The reserve is only three hours’ drive from Cape Town, but feels like a different world. The mountains are burnt orange by iron oxide, sandstone formations such as the Maltese Cross and the Wolfberg Arch tower above rocky plains and ancient San and Khoi rock art hide among the caves.
It is a truly spectacular place to visit and the perfect escape from the hustle of busy city life. Here’s how:
What to know
The Cederberg area is covered in indigenous fynbos, including the laurel protea, red disa, rooibos and the rare endemic snow protea. Clanwilliam cedars dot the higher mountain cliffs. Interestingly, it is also the cedars led to the proclamation of the park.
In 1987, authorities established about 5 250 hectares as a reserve to protect the Clanwilliam cedar tree from extinction. Each year, volunteers help plant about 8 000 nursery-grown young trees in the reserve as part of the conservation effort.
The area is also rich in wildlife. You may spot a porcupine, honey badger, the Cape clawless otter or an aardvark, if you’re lucky – or even catch a glimpse of the elusive Cape leopard. There are also smaller predators, such as the African wild cat, lynx, bat-eared fox, aardwolf and Cape fox.
The rocky mountainous outcrops and sandstone formations is a haven for rock climbers, hikers and nature enthusiasts.
Where to stay
The well-maintained and restful Algeria rest camp is famous for its riverside camping. The camp also offers six new self-catering cottages, each boasting all the comforts of home and glorious views of the surrounding landscapes from their spacious barbecue areas.
For another experience close to nature, head to the Kliphuis campsite in the northern section of the reserve, in the Pakhuis Pass, a well-known area for climbing and bouldering.

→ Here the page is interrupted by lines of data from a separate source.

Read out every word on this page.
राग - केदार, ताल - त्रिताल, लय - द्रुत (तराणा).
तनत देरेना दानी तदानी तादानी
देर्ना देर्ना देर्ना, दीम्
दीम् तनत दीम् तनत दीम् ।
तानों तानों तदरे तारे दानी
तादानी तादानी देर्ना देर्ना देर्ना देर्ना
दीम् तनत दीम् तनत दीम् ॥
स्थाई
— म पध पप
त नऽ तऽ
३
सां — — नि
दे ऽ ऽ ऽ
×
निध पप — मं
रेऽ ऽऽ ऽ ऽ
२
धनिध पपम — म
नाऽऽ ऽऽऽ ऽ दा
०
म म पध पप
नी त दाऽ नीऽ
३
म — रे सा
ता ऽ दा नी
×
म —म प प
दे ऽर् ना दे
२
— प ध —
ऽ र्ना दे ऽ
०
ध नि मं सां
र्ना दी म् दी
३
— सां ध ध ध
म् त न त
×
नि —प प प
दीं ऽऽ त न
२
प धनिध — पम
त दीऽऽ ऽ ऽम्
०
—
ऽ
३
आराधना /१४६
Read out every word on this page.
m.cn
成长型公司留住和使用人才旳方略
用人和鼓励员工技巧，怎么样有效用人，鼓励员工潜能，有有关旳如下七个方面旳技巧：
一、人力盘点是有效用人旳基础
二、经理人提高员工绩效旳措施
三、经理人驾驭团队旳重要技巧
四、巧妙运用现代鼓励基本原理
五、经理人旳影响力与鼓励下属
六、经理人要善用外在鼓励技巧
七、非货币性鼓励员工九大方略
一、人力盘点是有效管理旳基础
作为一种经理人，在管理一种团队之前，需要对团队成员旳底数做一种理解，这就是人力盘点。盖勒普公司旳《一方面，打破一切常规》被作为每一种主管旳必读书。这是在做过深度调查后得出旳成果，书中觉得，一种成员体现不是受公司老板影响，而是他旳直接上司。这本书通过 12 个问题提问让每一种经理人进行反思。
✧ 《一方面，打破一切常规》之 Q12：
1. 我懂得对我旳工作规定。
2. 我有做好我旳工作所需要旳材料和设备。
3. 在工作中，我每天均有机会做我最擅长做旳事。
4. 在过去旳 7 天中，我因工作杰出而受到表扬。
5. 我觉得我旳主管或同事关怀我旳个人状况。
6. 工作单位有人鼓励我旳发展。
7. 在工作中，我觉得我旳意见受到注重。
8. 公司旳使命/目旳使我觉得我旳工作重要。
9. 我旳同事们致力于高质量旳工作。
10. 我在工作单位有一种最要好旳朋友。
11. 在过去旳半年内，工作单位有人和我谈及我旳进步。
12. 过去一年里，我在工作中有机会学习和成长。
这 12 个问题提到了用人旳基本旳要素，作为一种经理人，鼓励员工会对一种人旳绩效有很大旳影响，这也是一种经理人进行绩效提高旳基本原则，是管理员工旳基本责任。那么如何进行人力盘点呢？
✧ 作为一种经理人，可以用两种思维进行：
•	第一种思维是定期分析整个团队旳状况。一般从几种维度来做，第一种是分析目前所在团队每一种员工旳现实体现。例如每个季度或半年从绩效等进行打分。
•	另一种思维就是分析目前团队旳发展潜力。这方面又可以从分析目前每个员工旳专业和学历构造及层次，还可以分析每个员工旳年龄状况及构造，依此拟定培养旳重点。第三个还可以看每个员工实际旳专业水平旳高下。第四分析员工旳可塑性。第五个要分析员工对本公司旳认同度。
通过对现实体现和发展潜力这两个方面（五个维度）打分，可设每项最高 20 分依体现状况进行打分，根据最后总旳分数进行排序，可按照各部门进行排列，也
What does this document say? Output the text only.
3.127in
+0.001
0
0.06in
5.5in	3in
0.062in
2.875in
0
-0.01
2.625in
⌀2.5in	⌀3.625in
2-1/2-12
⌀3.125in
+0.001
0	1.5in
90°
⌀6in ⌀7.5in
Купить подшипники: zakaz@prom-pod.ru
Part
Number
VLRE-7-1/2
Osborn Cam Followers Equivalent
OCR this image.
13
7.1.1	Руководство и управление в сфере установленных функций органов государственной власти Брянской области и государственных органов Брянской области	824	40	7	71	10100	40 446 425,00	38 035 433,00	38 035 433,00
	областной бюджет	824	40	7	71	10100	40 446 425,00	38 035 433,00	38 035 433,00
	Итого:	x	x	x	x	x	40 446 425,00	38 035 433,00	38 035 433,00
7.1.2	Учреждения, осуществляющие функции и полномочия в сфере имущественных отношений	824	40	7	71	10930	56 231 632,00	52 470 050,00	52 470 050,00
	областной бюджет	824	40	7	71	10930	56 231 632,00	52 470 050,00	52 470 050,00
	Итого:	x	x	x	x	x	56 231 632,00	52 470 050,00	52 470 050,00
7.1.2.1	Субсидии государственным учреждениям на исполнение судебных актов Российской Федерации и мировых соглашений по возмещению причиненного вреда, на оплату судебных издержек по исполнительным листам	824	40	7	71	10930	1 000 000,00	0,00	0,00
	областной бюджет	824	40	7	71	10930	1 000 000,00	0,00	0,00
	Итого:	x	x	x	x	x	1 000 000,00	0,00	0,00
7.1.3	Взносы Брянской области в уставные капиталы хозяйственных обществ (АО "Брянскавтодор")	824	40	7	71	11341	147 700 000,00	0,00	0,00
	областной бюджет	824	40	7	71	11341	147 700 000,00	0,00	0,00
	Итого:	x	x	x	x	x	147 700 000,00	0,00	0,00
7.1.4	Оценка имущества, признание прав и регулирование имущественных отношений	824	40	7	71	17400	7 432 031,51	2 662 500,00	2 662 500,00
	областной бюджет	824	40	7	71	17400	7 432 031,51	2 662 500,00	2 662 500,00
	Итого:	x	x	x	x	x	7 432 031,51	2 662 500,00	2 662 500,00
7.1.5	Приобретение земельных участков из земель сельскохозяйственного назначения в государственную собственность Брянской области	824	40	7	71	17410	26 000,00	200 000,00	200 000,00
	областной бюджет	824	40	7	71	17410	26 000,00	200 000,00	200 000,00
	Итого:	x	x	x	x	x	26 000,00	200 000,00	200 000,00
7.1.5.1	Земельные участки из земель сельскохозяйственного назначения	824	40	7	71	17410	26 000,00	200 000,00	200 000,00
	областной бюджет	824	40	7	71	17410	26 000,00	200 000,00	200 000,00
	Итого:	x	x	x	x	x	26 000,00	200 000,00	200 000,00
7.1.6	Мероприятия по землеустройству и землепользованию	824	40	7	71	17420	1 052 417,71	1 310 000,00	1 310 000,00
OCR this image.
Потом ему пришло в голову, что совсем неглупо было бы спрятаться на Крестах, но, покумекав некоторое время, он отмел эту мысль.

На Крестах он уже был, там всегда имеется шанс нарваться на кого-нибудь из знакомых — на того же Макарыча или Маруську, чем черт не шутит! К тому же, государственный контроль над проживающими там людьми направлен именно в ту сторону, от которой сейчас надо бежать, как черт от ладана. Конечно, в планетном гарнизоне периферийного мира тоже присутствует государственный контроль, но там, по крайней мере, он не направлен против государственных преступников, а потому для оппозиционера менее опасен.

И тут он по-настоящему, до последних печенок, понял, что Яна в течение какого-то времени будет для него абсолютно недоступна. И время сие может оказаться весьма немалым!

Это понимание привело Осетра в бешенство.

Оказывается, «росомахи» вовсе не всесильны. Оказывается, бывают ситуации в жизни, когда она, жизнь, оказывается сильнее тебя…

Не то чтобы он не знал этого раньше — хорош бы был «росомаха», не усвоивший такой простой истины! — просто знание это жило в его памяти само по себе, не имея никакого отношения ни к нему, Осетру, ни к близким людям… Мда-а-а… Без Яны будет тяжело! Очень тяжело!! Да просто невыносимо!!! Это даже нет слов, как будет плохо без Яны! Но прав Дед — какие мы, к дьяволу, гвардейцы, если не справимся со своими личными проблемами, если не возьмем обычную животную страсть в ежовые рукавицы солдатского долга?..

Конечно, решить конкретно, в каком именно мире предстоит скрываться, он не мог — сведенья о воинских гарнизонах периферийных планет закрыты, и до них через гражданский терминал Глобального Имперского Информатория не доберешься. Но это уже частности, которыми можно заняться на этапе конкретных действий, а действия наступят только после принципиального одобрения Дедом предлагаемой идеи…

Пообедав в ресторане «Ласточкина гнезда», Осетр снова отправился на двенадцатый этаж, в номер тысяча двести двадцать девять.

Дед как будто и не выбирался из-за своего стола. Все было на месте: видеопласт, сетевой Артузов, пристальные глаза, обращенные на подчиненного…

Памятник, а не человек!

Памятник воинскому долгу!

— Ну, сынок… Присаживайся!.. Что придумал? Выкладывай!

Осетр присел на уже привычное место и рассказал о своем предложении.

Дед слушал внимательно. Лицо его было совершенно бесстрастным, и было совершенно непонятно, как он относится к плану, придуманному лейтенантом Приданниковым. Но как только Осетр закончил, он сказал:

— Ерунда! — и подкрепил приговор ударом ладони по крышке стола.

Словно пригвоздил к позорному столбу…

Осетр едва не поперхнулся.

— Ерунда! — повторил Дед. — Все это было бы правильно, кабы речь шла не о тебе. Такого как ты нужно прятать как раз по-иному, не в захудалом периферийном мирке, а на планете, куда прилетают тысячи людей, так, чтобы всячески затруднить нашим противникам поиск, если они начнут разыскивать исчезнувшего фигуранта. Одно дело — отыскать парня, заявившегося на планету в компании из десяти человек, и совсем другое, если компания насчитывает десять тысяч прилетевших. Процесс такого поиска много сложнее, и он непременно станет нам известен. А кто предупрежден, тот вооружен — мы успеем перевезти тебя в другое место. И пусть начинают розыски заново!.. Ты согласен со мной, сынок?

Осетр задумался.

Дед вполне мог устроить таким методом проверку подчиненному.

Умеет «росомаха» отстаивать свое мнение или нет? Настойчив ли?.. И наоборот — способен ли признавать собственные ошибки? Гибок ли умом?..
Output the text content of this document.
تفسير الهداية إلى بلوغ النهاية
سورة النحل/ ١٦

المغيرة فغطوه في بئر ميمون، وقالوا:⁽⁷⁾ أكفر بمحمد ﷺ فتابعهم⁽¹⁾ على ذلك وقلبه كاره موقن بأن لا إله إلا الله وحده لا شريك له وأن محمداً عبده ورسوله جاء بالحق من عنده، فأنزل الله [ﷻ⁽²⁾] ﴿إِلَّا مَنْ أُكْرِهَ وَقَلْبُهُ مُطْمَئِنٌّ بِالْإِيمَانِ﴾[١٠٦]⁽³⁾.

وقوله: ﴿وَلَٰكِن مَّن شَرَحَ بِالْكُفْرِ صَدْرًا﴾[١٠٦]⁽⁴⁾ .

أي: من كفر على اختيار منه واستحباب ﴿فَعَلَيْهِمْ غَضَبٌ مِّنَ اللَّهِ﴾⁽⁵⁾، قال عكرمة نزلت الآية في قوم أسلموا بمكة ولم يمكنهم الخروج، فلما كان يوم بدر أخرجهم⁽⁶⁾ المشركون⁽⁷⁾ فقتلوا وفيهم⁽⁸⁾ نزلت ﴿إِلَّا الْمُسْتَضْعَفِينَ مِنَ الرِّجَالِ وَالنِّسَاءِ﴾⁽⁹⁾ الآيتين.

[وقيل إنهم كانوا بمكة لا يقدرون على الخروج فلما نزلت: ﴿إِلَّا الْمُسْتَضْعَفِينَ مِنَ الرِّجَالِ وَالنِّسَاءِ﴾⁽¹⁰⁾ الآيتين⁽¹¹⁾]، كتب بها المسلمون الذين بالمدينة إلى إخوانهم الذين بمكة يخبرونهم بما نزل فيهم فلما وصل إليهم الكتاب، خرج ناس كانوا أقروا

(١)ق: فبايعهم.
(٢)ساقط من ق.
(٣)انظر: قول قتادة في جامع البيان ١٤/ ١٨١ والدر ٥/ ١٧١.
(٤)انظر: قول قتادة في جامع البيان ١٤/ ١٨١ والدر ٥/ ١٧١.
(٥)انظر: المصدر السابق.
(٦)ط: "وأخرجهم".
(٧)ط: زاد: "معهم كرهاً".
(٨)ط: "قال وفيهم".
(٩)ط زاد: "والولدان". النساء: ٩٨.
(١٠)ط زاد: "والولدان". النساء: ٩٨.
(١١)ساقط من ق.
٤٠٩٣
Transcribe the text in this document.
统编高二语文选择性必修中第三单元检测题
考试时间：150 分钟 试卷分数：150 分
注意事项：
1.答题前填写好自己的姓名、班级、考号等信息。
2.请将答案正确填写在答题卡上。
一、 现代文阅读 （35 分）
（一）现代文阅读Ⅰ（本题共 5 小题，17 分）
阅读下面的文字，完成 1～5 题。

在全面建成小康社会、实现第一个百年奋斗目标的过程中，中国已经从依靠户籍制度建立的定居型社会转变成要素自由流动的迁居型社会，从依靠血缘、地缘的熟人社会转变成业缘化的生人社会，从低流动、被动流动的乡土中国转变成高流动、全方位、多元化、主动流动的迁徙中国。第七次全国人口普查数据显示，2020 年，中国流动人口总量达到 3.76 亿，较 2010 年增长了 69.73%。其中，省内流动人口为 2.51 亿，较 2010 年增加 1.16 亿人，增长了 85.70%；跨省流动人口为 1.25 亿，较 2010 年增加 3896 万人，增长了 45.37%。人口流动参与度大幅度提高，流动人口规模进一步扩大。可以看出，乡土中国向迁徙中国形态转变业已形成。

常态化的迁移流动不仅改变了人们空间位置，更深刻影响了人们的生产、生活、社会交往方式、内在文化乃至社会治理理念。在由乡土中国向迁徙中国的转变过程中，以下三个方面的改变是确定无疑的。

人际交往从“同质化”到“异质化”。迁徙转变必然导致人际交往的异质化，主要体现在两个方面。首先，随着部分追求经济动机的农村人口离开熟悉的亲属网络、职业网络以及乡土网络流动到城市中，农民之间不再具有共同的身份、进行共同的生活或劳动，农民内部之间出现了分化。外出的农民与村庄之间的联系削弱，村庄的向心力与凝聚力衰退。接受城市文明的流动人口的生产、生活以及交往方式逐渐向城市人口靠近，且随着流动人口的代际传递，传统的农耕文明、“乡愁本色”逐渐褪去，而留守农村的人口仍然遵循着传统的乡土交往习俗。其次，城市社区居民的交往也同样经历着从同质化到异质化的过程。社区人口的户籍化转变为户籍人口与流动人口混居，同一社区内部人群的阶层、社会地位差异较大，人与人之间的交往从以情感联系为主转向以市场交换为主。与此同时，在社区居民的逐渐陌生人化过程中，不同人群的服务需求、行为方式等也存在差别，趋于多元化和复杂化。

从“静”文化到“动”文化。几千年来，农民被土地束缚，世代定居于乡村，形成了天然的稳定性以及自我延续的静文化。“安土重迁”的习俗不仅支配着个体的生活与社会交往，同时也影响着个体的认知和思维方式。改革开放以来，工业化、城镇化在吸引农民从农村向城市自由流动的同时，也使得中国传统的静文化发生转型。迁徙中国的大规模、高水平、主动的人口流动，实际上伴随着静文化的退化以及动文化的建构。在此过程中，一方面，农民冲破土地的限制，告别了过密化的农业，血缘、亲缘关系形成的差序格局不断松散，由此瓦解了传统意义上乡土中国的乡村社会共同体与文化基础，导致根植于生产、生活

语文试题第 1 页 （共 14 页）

Kliphuis also has a few well-equipped chalets for hire.
You don’t have to worry about being crowded in the campsite – there are only 14 sites available, with no radio, television or music allowed.
If you’re looking for something a little bit more luxurious, book yourself into a bed and breakfast at the nearby town of Clanwilliam. One of South Africa’s 10 oldest settlements, with a colonial history dating back to 1660, the town is home to a number of museums and historic sites worth a visit.
What to do
Looking for an adventure? You’ve come to the right place! Rock climbing, bouldering, mountain biking, short hikes and walks, multiday hikes, rock art trails and even donkey cart rides – Cederberg Nature Reserve has this and more.
To minimise the impact of visitors, the park is divided into three “utilisation zones” and is limited to 50 hikers per zone a day. If you’re hoping to embark on a hike to the Maltese Cross and Wolfberg Arch or refreshing rock pools and waterfalls, best book in advance.
Keep in mind that for activities such as bouldering, rock climbing, hiking and visiting the famous elephant rock art site, as well as the Stadsaal Cave, you’ll need to buy a permit, which can be done at any of the park’s offices.
The Cederberg lies 250km north of Cape Town, stretching from the Middelberg Pass in Citrusdal to north of the Pakhuis Pass at Clanwilliam. The drive from Cape Town takes about three hours, depending on your final destination.